The Canadian Cancer Society urges provinces and territories to provide fecal immunochemical tests (FIT) to everyone 45 to 74 years of age.
The Canadian Press
Provincial and territorial governments should lower the age at which they start colorectal cancer screening to 45 from 50 to help combat rising rates of the disease among younger patients, according to the Canadian Cancer Society.
The national charity announced Wednesday that it supports offering all Canadians stool tests every second year between the ages of 45 and 74 to look for early evidence of colorectal cancer.
“We’ve seen a worrying trend over the last number of years where more and more adults are being diagnosed with colorectal cancer at a younger age, to the point where folks who are in that age bracket – 45 to 50 – are now two to two-and-a-half times more likely to be diagnosed than in previous generations,” said Brandon Purcell, advocacy manager of prevention and early detection at the Canadian Cancer Society.
The society unveiled its new position knowing that Ottawa is preparing to launch a revamped version of the Canadian Task Force on Preventive Health Care next month.
The federal government shut down the task force, which provides formal advice to family doctors on everything from cancer screening to preventing falls, about a year ago in the wake of controversy over its refusal to lower the recommended age for mammograms for average-risk women to 40 from 50.

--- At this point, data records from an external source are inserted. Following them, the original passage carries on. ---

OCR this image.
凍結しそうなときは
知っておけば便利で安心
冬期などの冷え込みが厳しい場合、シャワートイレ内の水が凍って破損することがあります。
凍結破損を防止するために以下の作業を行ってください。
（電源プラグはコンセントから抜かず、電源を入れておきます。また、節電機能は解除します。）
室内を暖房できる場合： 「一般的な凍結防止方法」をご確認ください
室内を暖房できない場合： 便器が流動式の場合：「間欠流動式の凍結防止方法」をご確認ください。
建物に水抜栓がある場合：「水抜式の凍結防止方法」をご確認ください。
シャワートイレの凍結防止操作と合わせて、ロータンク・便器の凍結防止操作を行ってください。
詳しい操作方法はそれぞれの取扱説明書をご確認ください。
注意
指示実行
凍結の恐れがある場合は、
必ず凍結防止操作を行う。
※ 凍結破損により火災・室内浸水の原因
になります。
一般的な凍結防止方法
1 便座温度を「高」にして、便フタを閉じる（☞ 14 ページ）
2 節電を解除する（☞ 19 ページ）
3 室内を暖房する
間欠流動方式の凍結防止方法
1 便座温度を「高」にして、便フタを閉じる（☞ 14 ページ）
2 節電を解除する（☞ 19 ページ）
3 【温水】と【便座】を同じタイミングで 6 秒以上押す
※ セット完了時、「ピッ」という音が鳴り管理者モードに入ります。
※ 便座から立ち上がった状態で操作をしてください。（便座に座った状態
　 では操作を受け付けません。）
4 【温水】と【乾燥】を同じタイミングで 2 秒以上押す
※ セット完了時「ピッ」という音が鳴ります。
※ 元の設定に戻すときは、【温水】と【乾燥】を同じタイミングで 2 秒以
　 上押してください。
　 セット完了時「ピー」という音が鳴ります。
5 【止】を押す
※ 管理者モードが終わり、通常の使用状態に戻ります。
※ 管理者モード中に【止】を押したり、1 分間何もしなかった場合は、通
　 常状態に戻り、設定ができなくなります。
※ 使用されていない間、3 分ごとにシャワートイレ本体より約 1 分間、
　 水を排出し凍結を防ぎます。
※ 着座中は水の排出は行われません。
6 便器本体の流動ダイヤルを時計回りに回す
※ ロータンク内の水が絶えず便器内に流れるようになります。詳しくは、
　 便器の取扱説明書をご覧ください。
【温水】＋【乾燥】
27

The federal government has promised a new-look task force will incorporate the recommendations of an external committee, led by University of Waterloo president Vivek Goel, that released a report last June suggesting the task force be “modernized” and reformed.
The old task force last published guidance on colorectal cancer screening in 2016. The panel’s advice at the time was for average-risk Canadians between the ages of 50 and 74 to be screened every two years with a stool test or flexible sigmoidoscopy, a scoping procedure that examines less of the colon than a full-fledged colonoscopy.
Nearly every province and territory has an organized colorectal cancer screening program that follows those age guidelines, according to the Canadian Cancer Society.
Darren Brenner, a cancer epidemiologist at the University of Calgary and the co-chair of the Canadian Cancer Statistics Advisory Committee, said evidence is piling up that colorectal cancer is striking Canadians at younger ages, necessitating earlier screening.
The shift is clearly generational, he added.
“If you look at people born around 1988, they have a 2.3 times higher rate than people born in 1958. If we look at even the youngest cohort – which is kind of terrifying, this is people that are diagnosed in their late 20s – it’s 2.7 times higher,” Dr. Brenner said. “It’s one of the most profound shifts in cancer we’ve seen in my time doing research.”
The scientific jury is still out on what’s causing the rise. Dr. Brenner said preliminary research points to changes in the gut microbiome that could be caused by modern diets laden with ultra-processed foods, lack of exercise, high alcohol intake, early exposure to antibiotics or other environmental factors.
Dr. Brenner and his colleagues published a paper last week modelling what might happen if Canada lowered the screening age to 45. The study, released in the Journal of the Canadian Association of Gastroenterology, predicted the change would result in 15,000 fewer cases of colorectal cancer and 6,100 fewer deaths over the next 45 years.
Colorectal cancer screening can prevent cancer because abnormal stool tests prompt doctors to perform colonoscopies during which precancerous lesions can be spotted and removed before they become dangerous.
The modelling study also suggested that lowering the screening age could save Canada’s public health system $233-million over the lifespan of newly eligible patients over the modelled period. That’s because the significant upfront costs of mailing and analyzing more at-home stool tests and performing more colonoscopies may be offset by saving on expensive, late-stage cancer treatments.
Monika Krzyzanowska, chief of the Odette Cancer Program at Sunnybrook Health Sciences Centre in Toronto, would like to see provincial governments answer the Canadian Cancer Society’s call and lower the starting age.
“Hopefully we’ll pick up cancer at an earlier stage, where you can intervene and hopefully get rid of the cancer,” she said. “I think this is a good idea.”